- Born: Polly Jean Nelson 1952 (age 73–74) Minnesota, United States
- Education: University of Minnesota (BA, JD)
- Occupations: Lawyer, author

= Polly Nelson =

American attorney and author (born 1952)

Polly Jean Nelson (born 1952) is an American attorney and author. She is best known as a member of serial killer Ted Bundy's last defense team from 1986 until his execution in January 1989.

==Education and early career==
Nelson grew up in central Minnesota, the eldest of five children. After receiving her undergraduate degree from the University of Minnesota in 1975, she spent two years as a social worker in Warren, Minnesota, followed by three years licensing day care facilities at the Minnesota Department of Public Welfare in St. Paul. In 1981, she enrolled at the University of Minnesota Law School, where she became president of the Minnesota Law Review and received her Juris Doctor degree in 1984. In 1985, she worked as a law clerk in the United States Court of Appeals for the Second Circuit.

==Bundy litigation==
In 1986, Nelson joined the Washington, D.C. law firm of Wilmer Cutler and Pickering as a junior associate. A few months later, she accepted a pro bono assignment from the Florida Office of the Capital Collateral Representative (CCR) to assist in efforts to stay Ted Bundy's imminent execution on multiple murder convictions. Although she had no previous first-hand experience in criminal law or the appeals process, she and co-counsel James Earl Coleman Jr. were able to secure three stays before Bundy was finally executed on January 24, 1989.

==Aftermath==
Nelson was fired by Wilmer Cutler a few months after Bundy's execution. Bundy's defense had cost the firm, it claimed, in excess of $1.5 million, the estimated amount Nelson and Coleman would have earned for the firm had they been representing paying clients. In 1989, she was appointed to the District of Columbia Board of Parole, and later served as general counsel at Adcom Worldwide and legal counsel/privacy officer at Computer Network Technology.

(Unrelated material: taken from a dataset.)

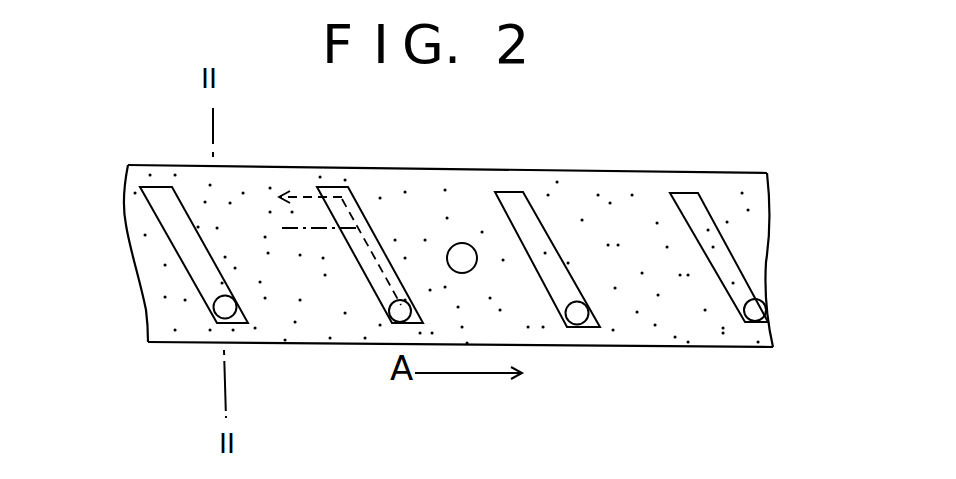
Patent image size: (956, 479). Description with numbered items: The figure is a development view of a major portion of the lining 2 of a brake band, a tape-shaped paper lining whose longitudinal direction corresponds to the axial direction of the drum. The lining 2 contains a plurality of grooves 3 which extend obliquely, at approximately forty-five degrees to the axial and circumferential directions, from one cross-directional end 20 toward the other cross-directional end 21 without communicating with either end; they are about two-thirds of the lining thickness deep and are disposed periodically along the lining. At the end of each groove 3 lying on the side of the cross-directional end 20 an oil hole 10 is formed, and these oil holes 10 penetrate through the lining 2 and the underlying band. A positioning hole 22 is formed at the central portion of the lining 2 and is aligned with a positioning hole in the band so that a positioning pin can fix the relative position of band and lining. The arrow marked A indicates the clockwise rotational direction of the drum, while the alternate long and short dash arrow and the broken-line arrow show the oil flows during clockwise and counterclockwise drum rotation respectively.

==Book and plagiarism litigation against John Grisham==
In 1994, Nelson's book Defending the Devil: My Story as Ted Bundy's Last Lawyer was published by William Morrow & Company. In addition to a detailed description of the appeals, motions, and other legal maneuvers that were employed in the attempt to save her client from the electric chair, Nelson describes her own intellectual and emotional development during that three-year period. There is also a summary of the efforts made by Bundy and various psychiatrists to explain why he did what he did. Nelson's account later received harsh criticism from Michael Mello, the CCR attorney who originally sought outside help in filing Bundy's appeals, who wrote that "sending Bundy's case from CCR was one of the worst decisions I've made as a deathworker".

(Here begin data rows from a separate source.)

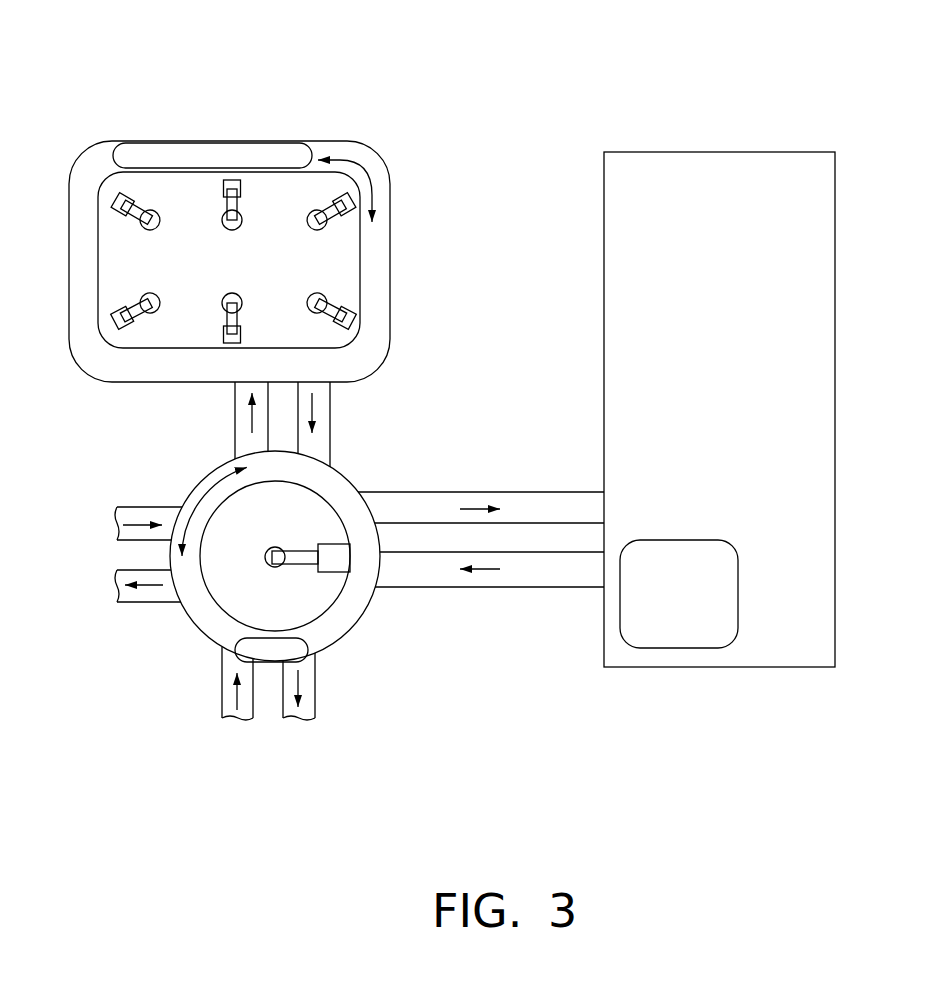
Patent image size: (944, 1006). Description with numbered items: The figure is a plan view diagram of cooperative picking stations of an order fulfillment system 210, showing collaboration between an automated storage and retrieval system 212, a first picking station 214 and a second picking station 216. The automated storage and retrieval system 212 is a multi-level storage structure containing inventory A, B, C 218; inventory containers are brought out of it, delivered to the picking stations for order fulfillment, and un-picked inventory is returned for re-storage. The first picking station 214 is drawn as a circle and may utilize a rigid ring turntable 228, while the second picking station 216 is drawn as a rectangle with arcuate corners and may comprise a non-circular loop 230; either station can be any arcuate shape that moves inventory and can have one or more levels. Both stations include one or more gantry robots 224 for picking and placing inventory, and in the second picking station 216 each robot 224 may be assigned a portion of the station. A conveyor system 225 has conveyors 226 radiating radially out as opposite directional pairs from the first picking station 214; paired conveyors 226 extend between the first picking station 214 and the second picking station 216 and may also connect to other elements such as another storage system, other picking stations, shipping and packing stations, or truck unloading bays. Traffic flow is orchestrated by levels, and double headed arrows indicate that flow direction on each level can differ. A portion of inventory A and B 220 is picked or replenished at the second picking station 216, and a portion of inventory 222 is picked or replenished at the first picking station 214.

The order fulfillment system 210 is at (632, 90).
The automated storage and retrieval system 212 is at (728, 152).
The first picking station 214 is at (365, 665).
The second picking station 216 is at (385, 132).
The inventory A, B, C 218 is at (673, 650).
The inventory A and B 220 is at (115, 150).
The portion of inventory 222 is at (217, 643).
The gantry robot 224 is at (112, 212).
The conveyor system 225 is at (393, 383).
The conveyors 226 is at (233, 398).
The rigid ring turntable 228 is at (363, 628).
The non-circular loop 230 is at (87, 158).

In 1995, Nelson filed suit in the U.S. District Court for the District of Columbia against novelist John Grisham and his publisher Doubleday for copyright infringement. She alleged that Grisham's book The Chamber "blatantly appropriated central themes, plot twists, characters and descriptive details" from Defending the Devil. In 1996, Judge Royce Lamberth dismissed the suit, calling the charges "meritless". A year later, the U.S. Court of Appeals for the District of Columbia Circuit unanimously dismissed Nelson's appeal, noting that it "does not warrant an opinion". Nelson was ordered to pay attorneys' fees for both parties.